De nouveaux développements de cette jurisprudence pourraient bien engendrer une charge financière très lourde pour le secteur de l’assurance responsabilité civile automobile ainsi que l’envisage Pierrick Maimone à partir de décisions rendues par des juges du fond bordelais ayant retenu l’application de la loi de 1985 pour des feux de forêt survenus en Gironde en 2022 (Maimone (P.), « Loi n° 85-677 du 5 juillet 1985 et catastrophes climatiques : des liaisons dangereuses » : RCA nov. 2024, étude 9, spéc. note 5).
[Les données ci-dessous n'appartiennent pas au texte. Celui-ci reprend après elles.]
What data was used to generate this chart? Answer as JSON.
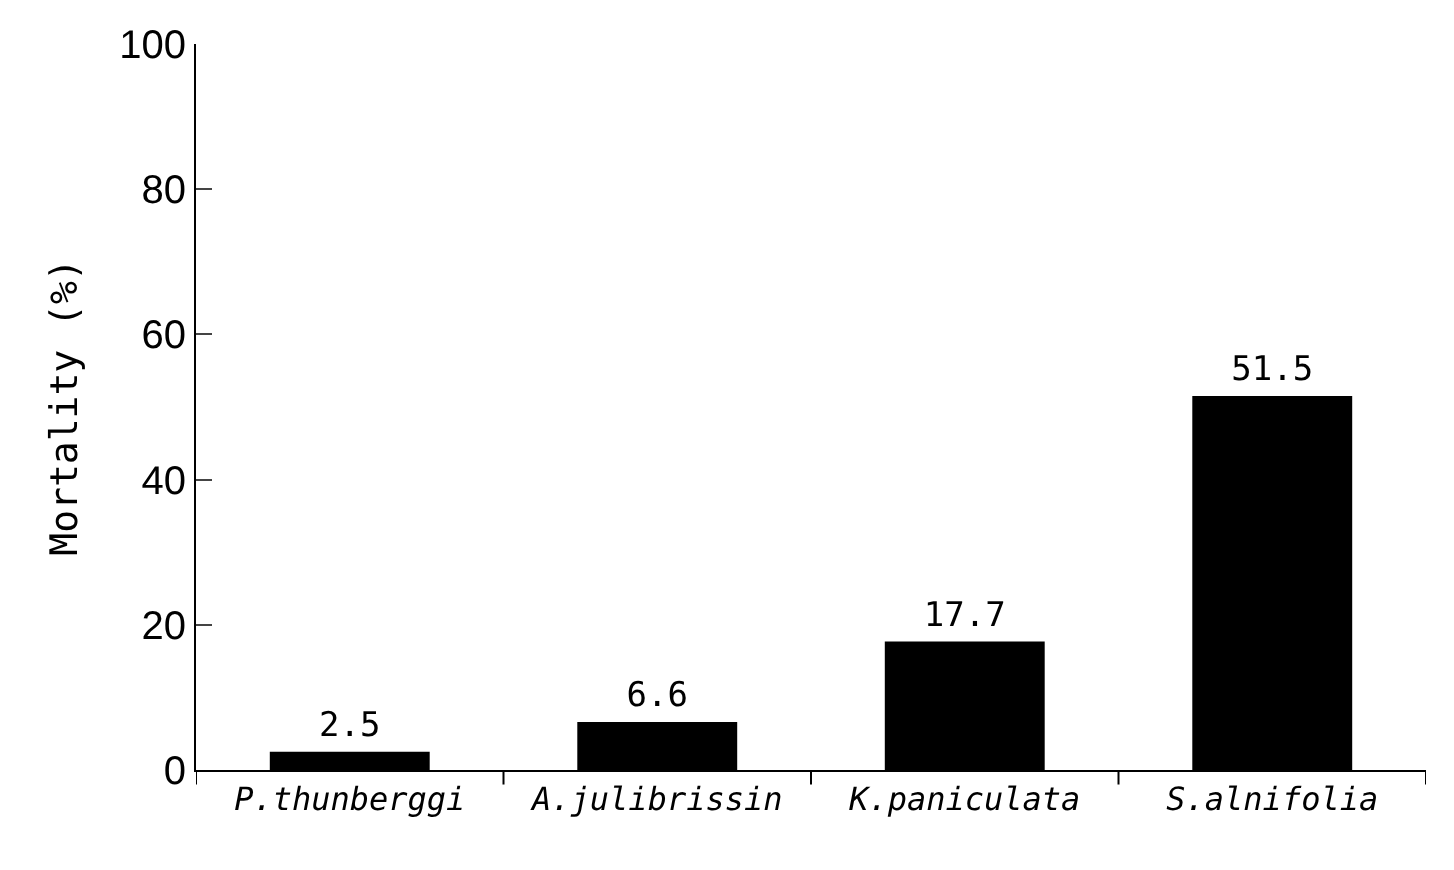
{
  "chart_data": {
    "type": "bar",
    "ylabel": "Mortality (%)",
    "categories": [
      "P.thunberggi",
      "A.julibrissin",
      "K.paniculata",
      "S.alnifolia"
    ],
    "values": [
      2.5,
      6.6,
      17.7,
      51.5
    ],
    "color": "#000000",
    "ylim": [
      0,
      100
    ],
    "yticks": [
      0,
      20,
      40,
      60,
      80,
      100
    ],
    "data_labels": true
  }
}
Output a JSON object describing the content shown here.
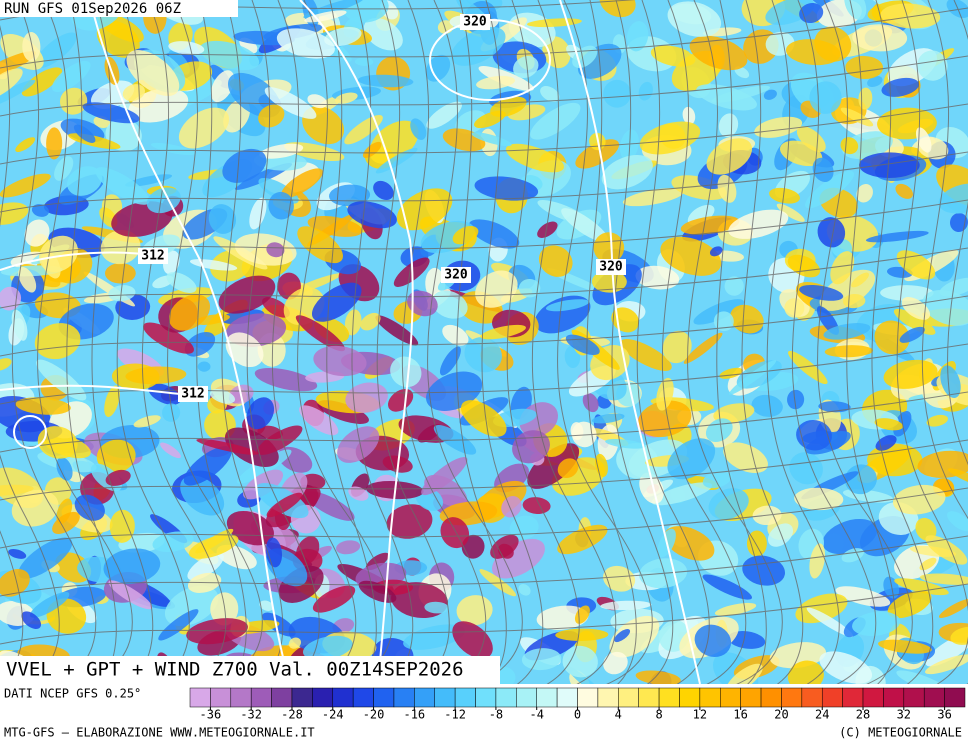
{
  "header": {
    "run": "RUN GFS 01Sep2026 06Z"
  },
  "map": {
    "contour_labels": [
      "320",
      "312",
      "320",
      "320",
      "312"
    ],
    "title": "VVEL + GPT + WIND Z700 Val. 00Z14SEP2026"
  },
  "legend": {
    "source": "DATI NCEP GFS 0.25°",
    "ticks": [
      -36,
      -32,
      -28,
      -24,
      -20,
      -16,
      -12,
      -8,
      -4,
      0,
      4,
      8,
      12,
      16,
      20,
      24,
      28,
      32,
      36
    ],
    "colors": [
      "#d8a8e8",
      "#c890d8",
      "#b478c8",
      "#9e5cb8",
      "#7e40a0",
      "#3c2890",
      "#2a20b0",
      "#2030d0",
      "#1f48e8",
      "#2062f0",
      "#2880f4",
      "#34a0f8",
      "#44bcfa",
      "#58d0fc",
      "#70e0fc",
      "#8ceaf8",
      "#a8f2f6",
      "#c4f8f6",
      "#e0fcfa",
      "#fffce0",
      "#fff6b0",
      "#fff080",
      "#ffe850",
      "#ffe020",
      "#ffd400",
      "#ffc400",
      "#ffb400",
      "#ffa400",
      "#ff9000",
      "#ff7810",
      "#f85c20",
      "#f04028",
      "#e02838",
      "#d01840",
      "#c01048",
      "#b0104c",
      "#a00e50",
      "#900c50"
    ]
  },
  "footer": {
    "left": "MTG-GFS — ELABORAZIONE WWW.METEOGIORNALE.IT",
    "right": "(C) METEOGIORNALE"
  }
}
Qu’il nous soit permis, en ce numéro anniversaire du JAC, de signaler que c’est en 1993, année de notre détachement au département Carrières Juridiques de Colmar, qu’est paru notre article « De l’opportunité de la suppression de l’alinéa 2 de l’article 1384 du Code civil » (Feuerbach-Steinlé (M.-F.) : JCP N 1993, I, 38). Nous faisons le vœu que cette disposition, introduite par la loi du 7 novembre 1922 sous la pression du lobby des assureurs en réaction à l’arrêt dit « des résines » (Civ. 16 nov. 1920 : DP, 1920, 1, 169, note Savatier) et qui n’a actuellement plus de sens en raison de la généralisation des garanties en dommages aux biens en assurance de responsabilité, soit abrogée avant la fin de notre éméritat.